Put on sunscreen. Wear a hat. And … don’t eat too much fish?

A recent paper suggests that eating more fish may be associated with a greater risk of malignant melanoma. But the large, observational study comes with a lot of caveats, and the senior author notes that previous research has linked higher mercury levels and skin cancer.

“Mercury consumption in the US is mostly from fish,” says Eunyoung Cho, ScD, an associate professor of dermatology and of epidemiology. “So if mercury is related to skin cancer, then it stands to reason that fish intake may be related, too.”

Nonetheless, Cho says this new study is important due to its large size and prospective design, as participants’ fish consumption was assessed before they got cancer. “The results of previous studies investigating associations between fish intake and melanoma risk have been inconsistent,” she says. “Our findings have identified an association that requires further investigation.”

The researchers analyzed data collected from nearly half a million US adults who were recruited to the National Cancer Institute’s NIH-AARP Diet and Health Study. Participants reported how frequently they ate fish as well as their portion sizes. Their average age was 62.

The analysis, published in Cancer Causes and Control, reports that compared to those whose median daily fish intake was 0.11 ounces, those who ate 1.5 ounces per day had a 22 percent higher risk of malignant melanoma and a 28 percent increased risk of melanoma in situ, the earliest form of the disease. (A typical serving size for most fish is 5 to 6 ounces.)
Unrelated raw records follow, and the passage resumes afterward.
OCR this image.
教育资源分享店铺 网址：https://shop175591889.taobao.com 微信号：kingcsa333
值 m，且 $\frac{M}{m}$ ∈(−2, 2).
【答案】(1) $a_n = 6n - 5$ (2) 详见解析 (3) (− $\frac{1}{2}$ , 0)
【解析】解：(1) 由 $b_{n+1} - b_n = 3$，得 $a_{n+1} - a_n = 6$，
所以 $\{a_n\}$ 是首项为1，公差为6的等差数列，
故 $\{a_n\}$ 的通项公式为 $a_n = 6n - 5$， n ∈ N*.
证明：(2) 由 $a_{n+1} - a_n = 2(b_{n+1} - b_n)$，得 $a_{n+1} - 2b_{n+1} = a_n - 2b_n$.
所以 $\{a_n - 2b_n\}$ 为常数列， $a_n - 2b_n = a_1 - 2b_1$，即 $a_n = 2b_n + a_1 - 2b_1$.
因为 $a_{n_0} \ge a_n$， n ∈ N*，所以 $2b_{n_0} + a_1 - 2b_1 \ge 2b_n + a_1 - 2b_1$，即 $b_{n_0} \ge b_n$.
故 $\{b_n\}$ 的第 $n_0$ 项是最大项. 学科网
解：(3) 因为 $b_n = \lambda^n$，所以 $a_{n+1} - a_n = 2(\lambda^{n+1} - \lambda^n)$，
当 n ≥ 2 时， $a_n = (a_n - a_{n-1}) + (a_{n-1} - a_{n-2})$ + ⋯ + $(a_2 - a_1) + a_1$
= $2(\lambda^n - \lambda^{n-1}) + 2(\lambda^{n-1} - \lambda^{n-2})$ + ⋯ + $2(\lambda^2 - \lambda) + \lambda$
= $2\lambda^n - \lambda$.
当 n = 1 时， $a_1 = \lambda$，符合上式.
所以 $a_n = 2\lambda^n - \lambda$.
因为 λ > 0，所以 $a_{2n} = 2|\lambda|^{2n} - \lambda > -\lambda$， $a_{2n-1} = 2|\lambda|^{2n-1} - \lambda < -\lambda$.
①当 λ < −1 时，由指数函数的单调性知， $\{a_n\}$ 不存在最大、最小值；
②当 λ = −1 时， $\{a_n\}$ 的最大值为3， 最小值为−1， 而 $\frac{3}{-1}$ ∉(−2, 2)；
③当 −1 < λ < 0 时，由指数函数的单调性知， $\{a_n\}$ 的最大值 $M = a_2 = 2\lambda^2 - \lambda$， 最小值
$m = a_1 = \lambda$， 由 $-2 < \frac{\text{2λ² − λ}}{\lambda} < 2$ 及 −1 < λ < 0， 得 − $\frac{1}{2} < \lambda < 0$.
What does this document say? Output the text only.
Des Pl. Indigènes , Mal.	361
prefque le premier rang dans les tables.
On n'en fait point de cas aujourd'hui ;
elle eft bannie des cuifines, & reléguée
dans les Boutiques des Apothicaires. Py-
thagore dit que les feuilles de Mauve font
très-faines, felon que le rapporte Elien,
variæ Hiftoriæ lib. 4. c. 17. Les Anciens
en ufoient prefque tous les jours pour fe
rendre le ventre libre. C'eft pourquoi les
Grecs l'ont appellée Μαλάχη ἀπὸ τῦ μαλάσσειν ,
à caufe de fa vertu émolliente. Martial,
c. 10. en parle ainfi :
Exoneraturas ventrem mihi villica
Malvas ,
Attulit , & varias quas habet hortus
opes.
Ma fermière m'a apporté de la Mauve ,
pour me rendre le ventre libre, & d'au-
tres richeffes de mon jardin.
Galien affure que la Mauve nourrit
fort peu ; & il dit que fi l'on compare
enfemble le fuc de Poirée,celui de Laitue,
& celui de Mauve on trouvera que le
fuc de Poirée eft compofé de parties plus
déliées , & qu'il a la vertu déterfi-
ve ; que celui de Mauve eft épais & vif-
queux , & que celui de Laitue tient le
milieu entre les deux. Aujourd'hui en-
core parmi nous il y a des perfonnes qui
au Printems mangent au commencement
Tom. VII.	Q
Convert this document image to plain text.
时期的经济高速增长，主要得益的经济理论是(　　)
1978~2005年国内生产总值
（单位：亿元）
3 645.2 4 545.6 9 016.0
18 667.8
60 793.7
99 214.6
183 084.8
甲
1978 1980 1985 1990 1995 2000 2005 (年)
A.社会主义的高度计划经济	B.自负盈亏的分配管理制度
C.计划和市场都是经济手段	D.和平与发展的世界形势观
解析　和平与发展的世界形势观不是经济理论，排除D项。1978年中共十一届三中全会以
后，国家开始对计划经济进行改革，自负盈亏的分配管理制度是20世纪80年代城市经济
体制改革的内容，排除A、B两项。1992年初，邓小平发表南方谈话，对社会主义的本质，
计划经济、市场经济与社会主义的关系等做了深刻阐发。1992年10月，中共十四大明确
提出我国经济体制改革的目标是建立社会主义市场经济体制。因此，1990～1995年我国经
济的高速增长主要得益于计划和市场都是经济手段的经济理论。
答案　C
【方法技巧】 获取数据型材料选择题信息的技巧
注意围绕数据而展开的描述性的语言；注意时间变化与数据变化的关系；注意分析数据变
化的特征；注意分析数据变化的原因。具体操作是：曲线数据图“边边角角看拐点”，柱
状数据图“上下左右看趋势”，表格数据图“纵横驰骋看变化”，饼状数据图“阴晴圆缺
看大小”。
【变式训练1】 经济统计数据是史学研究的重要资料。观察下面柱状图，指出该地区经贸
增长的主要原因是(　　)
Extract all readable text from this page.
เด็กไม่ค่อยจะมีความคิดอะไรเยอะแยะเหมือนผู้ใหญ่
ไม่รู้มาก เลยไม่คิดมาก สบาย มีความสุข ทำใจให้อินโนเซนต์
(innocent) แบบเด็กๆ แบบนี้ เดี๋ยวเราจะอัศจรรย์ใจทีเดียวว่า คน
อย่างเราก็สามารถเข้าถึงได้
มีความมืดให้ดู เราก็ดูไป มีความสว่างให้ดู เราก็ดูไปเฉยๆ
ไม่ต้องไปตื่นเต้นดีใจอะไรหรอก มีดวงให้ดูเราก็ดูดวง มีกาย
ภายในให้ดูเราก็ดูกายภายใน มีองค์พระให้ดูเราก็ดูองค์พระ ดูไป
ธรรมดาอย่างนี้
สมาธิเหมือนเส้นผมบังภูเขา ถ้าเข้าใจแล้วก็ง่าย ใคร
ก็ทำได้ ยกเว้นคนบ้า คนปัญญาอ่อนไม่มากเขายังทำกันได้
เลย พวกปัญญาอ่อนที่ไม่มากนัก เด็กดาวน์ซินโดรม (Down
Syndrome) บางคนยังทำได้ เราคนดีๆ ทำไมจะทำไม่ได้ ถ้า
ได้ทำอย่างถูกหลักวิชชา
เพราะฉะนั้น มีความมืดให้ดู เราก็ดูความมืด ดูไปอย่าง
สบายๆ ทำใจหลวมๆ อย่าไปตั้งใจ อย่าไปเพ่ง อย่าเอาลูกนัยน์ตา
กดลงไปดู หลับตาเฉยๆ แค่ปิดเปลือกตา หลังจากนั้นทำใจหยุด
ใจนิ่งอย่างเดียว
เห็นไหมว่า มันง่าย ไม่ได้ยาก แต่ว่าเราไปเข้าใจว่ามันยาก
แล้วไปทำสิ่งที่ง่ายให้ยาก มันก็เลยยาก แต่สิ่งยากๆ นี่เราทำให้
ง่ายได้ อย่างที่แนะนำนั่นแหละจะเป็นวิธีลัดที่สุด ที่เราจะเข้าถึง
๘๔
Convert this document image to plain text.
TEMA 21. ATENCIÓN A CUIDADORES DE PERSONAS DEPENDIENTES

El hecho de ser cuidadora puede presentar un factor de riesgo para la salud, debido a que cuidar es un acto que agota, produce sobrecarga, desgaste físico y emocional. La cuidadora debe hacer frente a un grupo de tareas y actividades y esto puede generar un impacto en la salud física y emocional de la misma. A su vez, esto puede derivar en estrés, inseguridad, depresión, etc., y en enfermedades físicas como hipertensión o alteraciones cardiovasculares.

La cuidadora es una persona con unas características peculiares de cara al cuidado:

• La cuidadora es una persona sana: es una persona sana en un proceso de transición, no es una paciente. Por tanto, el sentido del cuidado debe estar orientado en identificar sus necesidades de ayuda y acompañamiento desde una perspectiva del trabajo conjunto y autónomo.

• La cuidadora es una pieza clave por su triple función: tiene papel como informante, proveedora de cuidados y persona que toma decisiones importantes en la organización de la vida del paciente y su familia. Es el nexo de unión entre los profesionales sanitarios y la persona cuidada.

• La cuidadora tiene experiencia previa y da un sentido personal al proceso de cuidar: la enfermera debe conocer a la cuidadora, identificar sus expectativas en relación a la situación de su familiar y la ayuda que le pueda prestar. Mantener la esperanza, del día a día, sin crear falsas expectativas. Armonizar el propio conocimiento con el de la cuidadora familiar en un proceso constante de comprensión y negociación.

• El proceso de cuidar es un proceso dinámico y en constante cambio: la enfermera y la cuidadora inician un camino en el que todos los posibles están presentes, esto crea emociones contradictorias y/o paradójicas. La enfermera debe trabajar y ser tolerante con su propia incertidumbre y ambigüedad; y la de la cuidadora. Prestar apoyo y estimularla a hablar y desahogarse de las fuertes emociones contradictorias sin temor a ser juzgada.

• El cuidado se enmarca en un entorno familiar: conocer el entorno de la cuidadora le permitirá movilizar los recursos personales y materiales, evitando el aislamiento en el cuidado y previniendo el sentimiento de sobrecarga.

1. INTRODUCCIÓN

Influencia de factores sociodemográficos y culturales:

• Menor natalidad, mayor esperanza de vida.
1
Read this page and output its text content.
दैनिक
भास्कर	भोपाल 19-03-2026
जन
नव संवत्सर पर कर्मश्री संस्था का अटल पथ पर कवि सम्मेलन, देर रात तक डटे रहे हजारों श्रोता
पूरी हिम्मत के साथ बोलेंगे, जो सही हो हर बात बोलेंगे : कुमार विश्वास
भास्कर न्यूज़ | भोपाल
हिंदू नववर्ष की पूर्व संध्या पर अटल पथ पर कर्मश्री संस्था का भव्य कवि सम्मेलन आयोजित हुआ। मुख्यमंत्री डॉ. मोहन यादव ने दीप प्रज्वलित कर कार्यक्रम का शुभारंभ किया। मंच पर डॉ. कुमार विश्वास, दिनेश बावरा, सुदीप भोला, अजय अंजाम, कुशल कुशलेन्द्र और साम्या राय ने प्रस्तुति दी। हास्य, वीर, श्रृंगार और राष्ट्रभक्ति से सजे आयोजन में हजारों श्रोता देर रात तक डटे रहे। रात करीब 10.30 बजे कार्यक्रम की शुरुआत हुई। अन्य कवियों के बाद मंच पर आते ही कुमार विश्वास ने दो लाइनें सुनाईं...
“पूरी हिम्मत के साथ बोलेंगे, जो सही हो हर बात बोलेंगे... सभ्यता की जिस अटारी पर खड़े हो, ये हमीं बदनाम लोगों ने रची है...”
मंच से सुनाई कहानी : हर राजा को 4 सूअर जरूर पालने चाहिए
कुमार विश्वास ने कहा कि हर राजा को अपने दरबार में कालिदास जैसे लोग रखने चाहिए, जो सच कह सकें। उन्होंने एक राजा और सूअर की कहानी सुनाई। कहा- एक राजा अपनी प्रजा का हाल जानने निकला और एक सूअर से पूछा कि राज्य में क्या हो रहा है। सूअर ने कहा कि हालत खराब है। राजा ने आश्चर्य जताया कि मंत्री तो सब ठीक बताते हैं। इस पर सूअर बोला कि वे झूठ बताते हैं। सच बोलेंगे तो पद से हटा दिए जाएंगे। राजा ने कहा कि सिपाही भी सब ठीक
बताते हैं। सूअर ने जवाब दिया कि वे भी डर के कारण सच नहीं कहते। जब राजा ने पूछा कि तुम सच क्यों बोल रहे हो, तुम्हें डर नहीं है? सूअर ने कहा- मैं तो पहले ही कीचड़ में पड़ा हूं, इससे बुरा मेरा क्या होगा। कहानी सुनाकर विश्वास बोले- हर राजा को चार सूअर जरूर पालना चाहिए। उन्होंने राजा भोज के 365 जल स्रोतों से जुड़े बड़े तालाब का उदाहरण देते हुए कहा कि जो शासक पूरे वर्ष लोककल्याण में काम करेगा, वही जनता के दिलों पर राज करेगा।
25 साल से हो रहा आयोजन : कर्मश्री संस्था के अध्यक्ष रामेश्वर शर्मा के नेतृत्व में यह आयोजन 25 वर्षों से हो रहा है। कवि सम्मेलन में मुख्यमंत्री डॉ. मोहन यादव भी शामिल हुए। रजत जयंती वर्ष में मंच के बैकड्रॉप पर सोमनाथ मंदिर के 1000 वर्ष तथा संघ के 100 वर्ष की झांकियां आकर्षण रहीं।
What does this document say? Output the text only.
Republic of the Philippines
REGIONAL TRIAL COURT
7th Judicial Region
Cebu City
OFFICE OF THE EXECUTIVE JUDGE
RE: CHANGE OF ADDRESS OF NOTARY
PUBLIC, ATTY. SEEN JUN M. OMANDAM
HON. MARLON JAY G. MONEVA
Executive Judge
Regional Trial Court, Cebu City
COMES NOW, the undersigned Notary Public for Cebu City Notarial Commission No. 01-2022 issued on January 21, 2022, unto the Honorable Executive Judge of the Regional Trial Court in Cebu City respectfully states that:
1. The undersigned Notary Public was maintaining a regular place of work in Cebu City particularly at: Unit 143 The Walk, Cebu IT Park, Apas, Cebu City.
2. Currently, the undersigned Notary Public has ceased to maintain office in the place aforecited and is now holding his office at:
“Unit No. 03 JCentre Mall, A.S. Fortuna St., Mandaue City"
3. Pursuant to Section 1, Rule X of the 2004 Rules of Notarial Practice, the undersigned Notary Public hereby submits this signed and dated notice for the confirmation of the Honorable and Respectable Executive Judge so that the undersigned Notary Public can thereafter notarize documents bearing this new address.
The study accounts for sociodemographic and physiological factors as well as medical history and the average ultraviolet radiation levels in each participant’s local area. However, the researchers wrote, it didn’t adjust for some risk factors for melanoma such as mole count, hair color, or history of severe sunburn and sun-related behaviors. And because average daily fish intake was calculated at the beginning of the study, it may not represent participants’ lifetime diets.

Furthermore, as an observational study, it couldn’t point to a causal relationship between fish intake and melanoma risk. Cho, who studies the connection between diet and skin cancer, says that bio-contaminants in the fish—like mercury, PCBs, dioxins, and arsenic—likely play a role in the cancer association, rather
than the fish itself.

“Previous research has found that higher fish intake is associated with higher levels of these contaminants within the body and has identified associations between these contaminants and a higher risk of skin cancer,” she says. But this study didn’t examine the concentrations of these pollutants in participants’ bodies, Cho adds, so researchers will need to keep fishing around before they can draw stronger conclusions.